Post by wangrong on Tue Nov 23, 2010 7:19 am

The whole of Ireland had been under British rule since the end of the Nine Years' War in 1603. The Irish Republican Brotherhood (IRB) was founded on 17 March 1859 by James Stephens, with the aim of establishing an independent democratic republic in Ireland. The IRB was a revolutionary fraternal organisation, rather than an insurrectionary conspiracy; Stephens believed that a "thorough social revolution" was required in Ireland before the people could become republicans.[1] The Fenian Brotherhood was founded in New York in 1859 by John O'Mahony, ostensibly the IRB's American wing.[2][3] By 1865 the IRB had an estimated 100,000 members, and was carrying out frequent acts of violence in metropolitan Britain.[4] The Irish community in Manchester accounted for more than 10 percent of the population,[5] and one contemporary estimate put the number of Fenians and Fenian sympathisers living within 50 miles (80 km) of the city at 50,000.[6]

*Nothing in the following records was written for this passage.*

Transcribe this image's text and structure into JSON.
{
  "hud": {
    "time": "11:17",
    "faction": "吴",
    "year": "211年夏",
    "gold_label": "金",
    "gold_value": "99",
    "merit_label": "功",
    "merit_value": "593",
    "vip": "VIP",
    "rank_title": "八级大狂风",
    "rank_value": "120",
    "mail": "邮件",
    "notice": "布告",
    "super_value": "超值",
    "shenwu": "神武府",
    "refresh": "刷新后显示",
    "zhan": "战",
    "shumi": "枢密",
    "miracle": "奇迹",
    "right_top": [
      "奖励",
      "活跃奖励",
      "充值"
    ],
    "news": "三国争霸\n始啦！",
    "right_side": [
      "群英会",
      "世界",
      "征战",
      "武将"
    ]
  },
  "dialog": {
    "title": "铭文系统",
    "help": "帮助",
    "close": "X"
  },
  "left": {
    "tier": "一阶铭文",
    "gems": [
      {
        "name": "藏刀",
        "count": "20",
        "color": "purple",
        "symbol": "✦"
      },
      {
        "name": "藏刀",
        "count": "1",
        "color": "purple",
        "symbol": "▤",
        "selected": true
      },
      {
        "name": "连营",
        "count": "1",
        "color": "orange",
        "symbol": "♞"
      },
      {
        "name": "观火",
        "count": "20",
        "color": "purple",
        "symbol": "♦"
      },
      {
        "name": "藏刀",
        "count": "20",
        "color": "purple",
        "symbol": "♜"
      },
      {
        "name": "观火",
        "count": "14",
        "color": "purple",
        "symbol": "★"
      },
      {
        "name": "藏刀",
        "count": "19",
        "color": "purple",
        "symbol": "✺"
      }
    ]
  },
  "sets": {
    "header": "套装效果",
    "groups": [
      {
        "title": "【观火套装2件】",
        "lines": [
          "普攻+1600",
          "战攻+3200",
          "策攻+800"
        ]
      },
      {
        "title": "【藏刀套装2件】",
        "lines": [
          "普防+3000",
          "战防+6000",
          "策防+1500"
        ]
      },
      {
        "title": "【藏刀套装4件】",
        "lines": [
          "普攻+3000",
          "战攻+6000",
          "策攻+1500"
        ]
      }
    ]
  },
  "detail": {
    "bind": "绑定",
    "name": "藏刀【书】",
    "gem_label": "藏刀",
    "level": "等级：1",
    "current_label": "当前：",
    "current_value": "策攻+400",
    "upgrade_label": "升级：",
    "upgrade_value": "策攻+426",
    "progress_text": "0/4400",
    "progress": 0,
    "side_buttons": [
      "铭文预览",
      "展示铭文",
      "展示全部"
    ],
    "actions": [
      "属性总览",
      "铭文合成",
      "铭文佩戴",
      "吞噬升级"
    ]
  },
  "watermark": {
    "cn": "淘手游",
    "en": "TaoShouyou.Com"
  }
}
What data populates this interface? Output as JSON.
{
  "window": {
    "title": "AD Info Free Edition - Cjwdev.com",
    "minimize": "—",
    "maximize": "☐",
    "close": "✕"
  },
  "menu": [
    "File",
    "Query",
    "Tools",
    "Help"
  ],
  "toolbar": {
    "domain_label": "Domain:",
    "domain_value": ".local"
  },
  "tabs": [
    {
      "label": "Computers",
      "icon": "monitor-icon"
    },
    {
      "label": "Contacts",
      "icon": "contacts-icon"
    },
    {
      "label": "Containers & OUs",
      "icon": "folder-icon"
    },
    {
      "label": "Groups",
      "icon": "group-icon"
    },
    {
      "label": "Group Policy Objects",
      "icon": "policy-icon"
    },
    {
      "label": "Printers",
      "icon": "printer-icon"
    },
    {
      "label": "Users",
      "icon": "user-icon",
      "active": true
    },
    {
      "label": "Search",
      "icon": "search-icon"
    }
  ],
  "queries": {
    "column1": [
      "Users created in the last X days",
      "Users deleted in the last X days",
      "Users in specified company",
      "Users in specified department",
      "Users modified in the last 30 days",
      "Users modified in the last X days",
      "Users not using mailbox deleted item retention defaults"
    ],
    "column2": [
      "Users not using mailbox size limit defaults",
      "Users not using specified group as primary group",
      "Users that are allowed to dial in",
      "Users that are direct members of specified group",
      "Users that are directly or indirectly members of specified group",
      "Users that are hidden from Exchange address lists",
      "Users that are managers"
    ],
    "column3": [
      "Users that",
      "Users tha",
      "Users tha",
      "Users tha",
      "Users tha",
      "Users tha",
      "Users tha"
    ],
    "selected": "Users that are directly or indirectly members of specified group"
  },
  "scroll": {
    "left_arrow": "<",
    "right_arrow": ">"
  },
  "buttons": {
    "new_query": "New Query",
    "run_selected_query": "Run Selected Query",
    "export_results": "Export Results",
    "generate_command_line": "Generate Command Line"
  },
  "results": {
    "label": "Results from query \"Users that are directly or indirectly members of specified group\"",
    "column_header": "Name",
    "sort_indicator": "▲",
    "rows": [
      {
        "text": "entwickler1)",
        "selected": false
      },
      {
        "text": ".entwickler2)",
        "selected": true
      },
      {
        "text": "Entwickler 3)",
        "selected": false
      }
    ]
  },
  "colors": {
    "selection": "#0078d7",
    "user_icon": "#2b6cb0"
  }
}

In 1867 the Fenians were preparing to launch an armed uprising against British rule, but their plans became known to the authorities, and several key members of the movement's leadership were arrested and convicted. Two succeeded in evading the police, Thomas J. Kelly and Timothy Deasy, and travelled from Ireland to mainland Britain to reorganise and raise the morale of the Fenian groups there in the wake of the failed uprising.[7] Both were Irish Americans who had fought with distinction in the American Civil War – Kelly achieving the rank of colonel and Deasy that of captain – and both had played important roles in the abortive uprising; Kelly had been declared the chief executive of the Irish Republic at a secret republican convention, and Deasy commanded a Fenian brigade in County Cork.[8]
During the early hours of 11 September 1867, police arrested two men found loitering in Oak Street, Shudehill, suspecting them of planning to rob a shop. Both were charged under the Vagrancy Act and held in custody. The Manchester police were initially unaware of their identities, but their colleagues in Ireland identified them as Kelly and Deasy.[9]